Interpretations which impede a just social order
NEWS The Maratha reservation case shows that divesting States of the power to determine backwardness hits federalism.
- Recently the Supreme Court of India declared as unconstitutional a Maharashtra law which provided for reservation to the Maratha community in education and public employment in the State.
- Four judges of the five-judge Bench wrote separate opinions, from which three primary findings emanated:
- First, the Court held that the Maratha community did not constitute a socially and educationally backward class.
- Second, the judges noted that the law was in breach of a rule previously set by the Court disallowing reservations made in excess of 50% of the total available positions.
- Third— the Court held that State governments had no independent power to declare a group as a backward class.
ISSUES WITH THE JUDGEMENT
The latter two findings run sharply across values of equality and federalism, which the Court has long regarded as integral to India’s democracy.
Not from the Constitution
- The idea that reservations ought to be restricted to 50% does not stem from the Constitution.
- The text of Articles 16(4) and 15(4) which confer power on the government to make reservations contains no such limitation.
- Instead, the idea that reservations ought to be restricted to 50% does not stem from the Constitution but from the Supreme Court Judgement in the Indra Sawhney vs Union of India (1992) case. Hence the limit does not have constitutional backing.
Court stand on listings
- The Court presents a ruling on the power of State governments to declare groups as backward.
- Until now, the central government and each of the State governments produced separate lists declaring communities as socially and educationally backward.
- Following the Supreme Court’s judgment in Indra Sawhney, the determination of backward classes was made by the National Commission for the Backward Classes, at the level of the Centre, and by regional commissions at the level of the State governments.

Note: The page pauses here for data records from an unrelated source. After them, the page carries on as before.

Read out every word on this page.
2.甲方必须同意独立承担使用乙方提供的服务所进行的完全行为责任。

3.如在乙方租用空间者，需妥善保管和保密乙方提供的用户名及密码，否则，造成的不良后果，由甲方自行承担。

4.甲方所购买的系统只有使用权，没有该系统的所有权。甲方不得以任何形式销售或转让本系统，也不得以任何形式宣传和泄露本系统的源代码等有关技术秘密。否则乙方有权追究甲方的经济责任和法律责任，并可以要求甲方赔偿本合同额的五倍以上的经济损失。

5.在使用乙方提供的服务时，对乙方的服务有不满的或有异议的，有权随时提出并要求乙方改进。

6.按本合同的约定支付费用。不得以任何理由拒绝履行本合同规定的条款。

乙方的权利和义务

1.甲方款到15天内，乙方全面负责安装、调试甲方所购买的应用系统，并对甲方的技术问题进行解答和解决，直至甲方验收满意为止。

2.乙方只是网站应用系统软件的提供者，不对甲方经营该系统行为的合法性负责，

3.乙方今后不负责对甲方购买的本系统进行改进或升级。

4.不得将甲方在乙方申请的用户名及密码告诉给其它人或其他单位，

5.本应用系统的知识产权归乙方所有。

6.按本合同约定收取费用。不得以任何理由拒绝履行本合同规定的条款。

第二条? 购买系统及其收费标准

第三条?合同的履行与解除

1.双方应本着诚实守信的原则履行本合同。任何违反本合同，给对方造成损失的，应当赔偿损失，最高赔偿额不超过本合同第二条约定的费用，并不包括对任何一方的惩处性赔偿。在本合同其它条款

- As a result, backward communities that were kept out of the central list were entitled to reservation at least for those posts and seats under the control of the State government.
- This division in power, which gave States autonomy to classify groups as backward, stood in contrast to the lists of Scheduled Castes and Scheduled Tribes.
- In the case of those lists, right from the Constitution’s inception, the power to prepare them vested solely with the Union government.
- But the Supreme Court has now held that this distinction no longer holds good.
- The 102nd Amendment (2018), which forms the basis for the Court’s ruling, granted constitutional status to the National Commission for Backward Classes.
- In addition, it introduced Article 342A, according to which the President of India may, after consultation with the State government, notify groups of persons within such a State who are deemed to be socially and educationally backward. Any such “Central List”, could only be altered by Parliament.
- Also it added article 366(26C) -“socially and educationally backward classes” is defined as “such backward classes as are so deemed under Article 342A for the purposes of this Constitution”.
Term and interpretations
- The recent interpretation of the 102nd Amendment is against “essence” of federalism, as it divests states of a power this critical, to classify groups as backward, entitling many communities to protection under Articles 15(4) and 16(4).
- Thus, the changes, as interpreted by the Court, directly impede the ability of States to secure a just social order.
- The Union government has already filed a petition to review the judgment insofar as it limits the power of State governments.
- Should the Court refuse the plea, it is imperative that Parliament amends the Constitution and grants to States an express power to determine backwardness, as any other result will offend the delicate balance at the heart of Indian federalism.